人間は線引きをしなければならない生き物だと。それは誰かの為でもあるし、しかし誰かの為でもない。
誰かの為にはなるが、誰かに不都合なことがある。
それが、線引きなのだと思う。
例えば、人間の誕生についてだ。人間が子どもを”作ろう”することと、人間が遺伝子組み換えやクローンを使用して、子どもを作ることは、典型的な線引きの例だ。どちらも子どもを作るという点で同じであるが。
人間はここで、どちらが容認されるべきかに対して線引きするだけではなく、その基準さえも線引きによって作り上げる。
線引き、線引き。
先ほどにも例としてあげたが、人間の誕生をまた例にしよう。
子どもを作る時、子どもを産む時、その当人、つまり子どもの意志や意見は考慮されることはないし、考慮することも出来ない。
人間が考えるのは、「基本的に」、その子が生まれるべきか否かではなく、その子がどう育つか、育てられるかである。確かに生まれなければ、元も子もないことは大いに分かる。だが、このように当たり前とされているようなことを私は疑わずにはいられない。
人間が誕生するという行為には、不思議なことに、当人の意志が全く関わっていない。そこにあるのは、作る側、儲ける側の意志・期待・不安のみ。本当に不思議だ・・・。
こんなに大事な事なのに、どうしてなのだろう。いやもしかしたら、生きることにおいて、もっとも重要とも言える事だからこそ、「意志」が目の上のたん瘤になるのではないか、とも思った。
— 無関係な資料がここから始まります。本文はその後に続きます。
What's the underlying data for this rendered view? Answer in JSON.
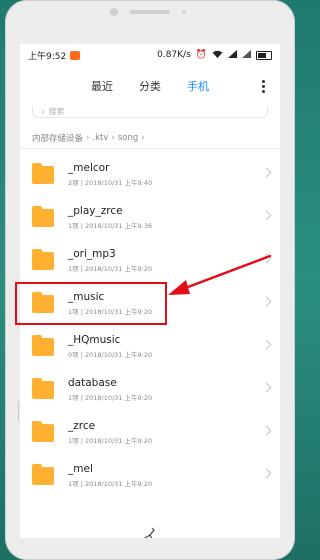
{
  "status": {
    "time": "上午9:52",
    "speed": "0.87K/s",
    "battery": "61",
    "notification_color": "#ff6a1a"
  },
  "tabs": [
    {
      "label": "最近"
    },
    {
      "label": "分类"
    },
    {
      "label": "手机"
    }
  ],
  "active_tab": "手机",
  "search": {
    "placeholder": "搜索"
  },
  "breadcrumb": [
    ".ktv",
    "song"
  ],
  "breadcrumb_root": "内部存储设备",
  "folders": [
    {
      "name": "_melcor",
      "meta": "2项 | 2018/10/31 上午9:40"
    },
    {
      "name": "_play_zrce",
      "meta": "1项 | 2018/10/31 上午9:36"
    },
    {
      "name": "_ori_mp3",
      "meta": "1项 | 2018/10/31 上午9:20"
    },
    {
      "name": "_music",
      "meta": "1项 | 2018/10/31 上午9:20"
    },
    {
      "name": "_HQmusic",
      "meta": "0项 | 2018/10/31 上午9:20"
    },
    {
      "name": "database",
      "meta": "1项 | 2018/10/31 上午9:20"
    },
    {
      "name": "_zrce",
      "meta": "1项 | 2018/10/31 上午9:20"
    },
    {
      "name": "_mel",
      "meta": "1项 | 2018/10/31 上午9:20"
    }
  ],
  "bottom": {
    "label": "清理",
    "icon": "broom-icon"
  },
  "colors": {
    "accent": "#1a8cff",
    "folder": "#ffb030",
    "highlight": "#e30d18"
  }
}
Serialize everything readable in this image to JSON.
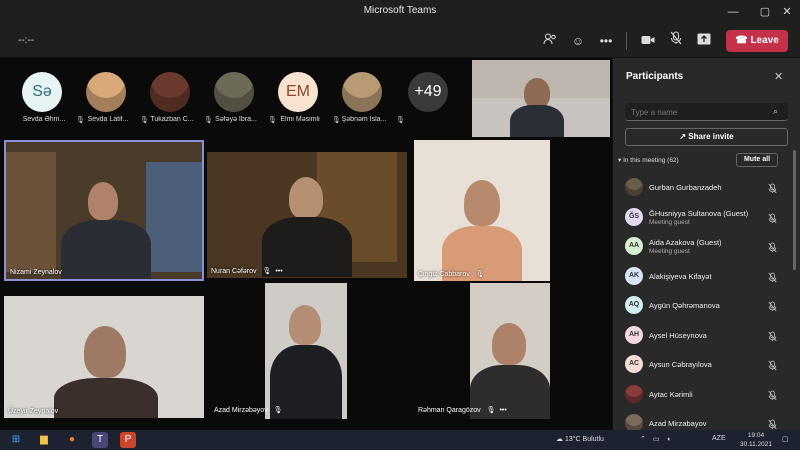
{
  "titlebar": {
    "title": "Microsoft Teams"
  },
  "toolbar": {
    "timer": "--:--",
    "leave_label": "Leave"
  },
  "avatars": [
    {
      "initials": "Sə",
      "name": "Sevda Əhm...",
      "bg": "#e8f4f4",
      "fg": "#2a6d7a"
    },
    {
      "initials": "",
      "name": "Sevda Latif...",
      "bg": "#d9a87a",
      "fg": "#fff"
    },
    {
      "initials": "",
      "name": "Tukazban C...",
      "bg": "#6a3a2e",
      "fg": "#fff"
    },
    {
      "initials": "",
      "name": "Səfəyə İbra...",
      "bg": "#6e6a58",
      "fg": "#fff"
    },
    {
      "initials": "EM",
      "name": "Elmi Məsimli",
      "bg": "#f7e3d0",
      "fg": "#8a4a2a"
    },
    {
      "initials": "",
      "name": "Şəbnəm İsla...",
      "bg": "#b89a74",
      "fg": "#fff"
    },
    {
      "initials": "+49",
      "name": "",
      "bg": "#3a3a3a",
      "fg": "#fff"
    }
  ],
  "tiles": {
    "nizami": "Nizami Zeynalov",
    "nuran": "Nuran Cəfərov",
    "cingiz": "Çingiz Cabbarov",
    "ozeyir": "Üzeyir Zeynalov",
    "azad": "Azad Mirzəbəyov",
    "rahman": "Rəhman Qaragözov"
  },
  "panel": {
    "title": "Participants",
    "search_placeholder": "Type a name",
    "share_label": "Share invite",
    "section_label": "In this meeting (62)",
    "mute_all_label": "Mute all",
    "participants": [
      {
        "initials": "",
        "name": "Gurban Gurbanzadeh",
        "sub": "",
        "bg": "#6b5b4b"
      },
      {
        "initials": "ĞS",
        "name": "ĞHusniyya Sultanova (Guest)",
        "sub": "Meeting guest",
        "bg": "#e4d9f2"
      },
      {
        "initials": "AA",
        "name": "Aida Azakova (Guest)",
        "sub": "Meeting guest",
        "bg": "#d5efd0"
      },
      {
        "initials": "AK",
        "name": "Alakişiyeva Kifayət",
        "sub": "",
        "bg": "#d6e4f7"
      },
      {
        "initials": "AQ",
        "name": "Aygün Qəhrəmanova",
        "sub": "",
        "bg": "#d2eef0"
      },
      {
        "initials": "AH",
        "name": "Aysel Hüseynova",
        "sub": "",
        "bg": "#f6d8e3"
      },
      {
        "initials": "AC",
        "name": "Aysun Cəbrayılova",
        "sub": "",
        "bg": "#f6ddd6"
      },
      {
        "initials": "",
        "name": "Aytac Kərimli",
        "sub": "",
        "bg": "#8a3b3b"
      },
      {
        "initials": "",
        "name": "Azad Mirzabayov",
        "sub": "",
        "bg": "#7b6b5a"
      }
    ]
  },
  "taskbar": {
    "weather": "13°C Bulutlu",
    "lang": "AZE",
    "time": "19:04",
    "date": "30.11.2021"
  },
  "colors": {
    "accent": "#6264a7",
    "leave": "#c4314b",
    "panel_bg": "#292929"
  }
}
生まれる時において、意識や意思が邪魔だということか…?
確かに生きることにおいて重要なのは、生きることだ。それ以外にはない。だとしたら、この生きることの根底を疑問に思う私の意識は、不必要なものではないのだろうか。発達した脳が、生きるのに有利になるための脳が、生きることそのものを揺るがしているとは、なんとも皮肉なものだ。
そういったごちゃごちゃをそのままで受け入れることが出来ないがために、恣意的な線引きをしなければならないのだろうか。
人間という存在自体が、そもそも矛盾に溢れたものであるために、線引きをする。人間が考えてはいけないことまでに達してしまうのを防ぐために、線引きをする。カントの純粋理性批判みたいに。
矛盾の中に人間は生きている。きっとこの矛盾から永遠に抜け出せることはないであろうし、それが可能になることもない。
しかしそれは、矛と盾をずっと対峙させていい理由にはならないのだろう。矛は矛として、盾は盾としてあることを、そのまま認めるか、尊重しなければならない。
線引き
これは、矛盾を受け入れるためのもの。
人間が生きるための、一つの機能であり、適応であり、進化でもあり、人間が死すには最もな理由にすらなる。
と
今日も大学生は惟っている。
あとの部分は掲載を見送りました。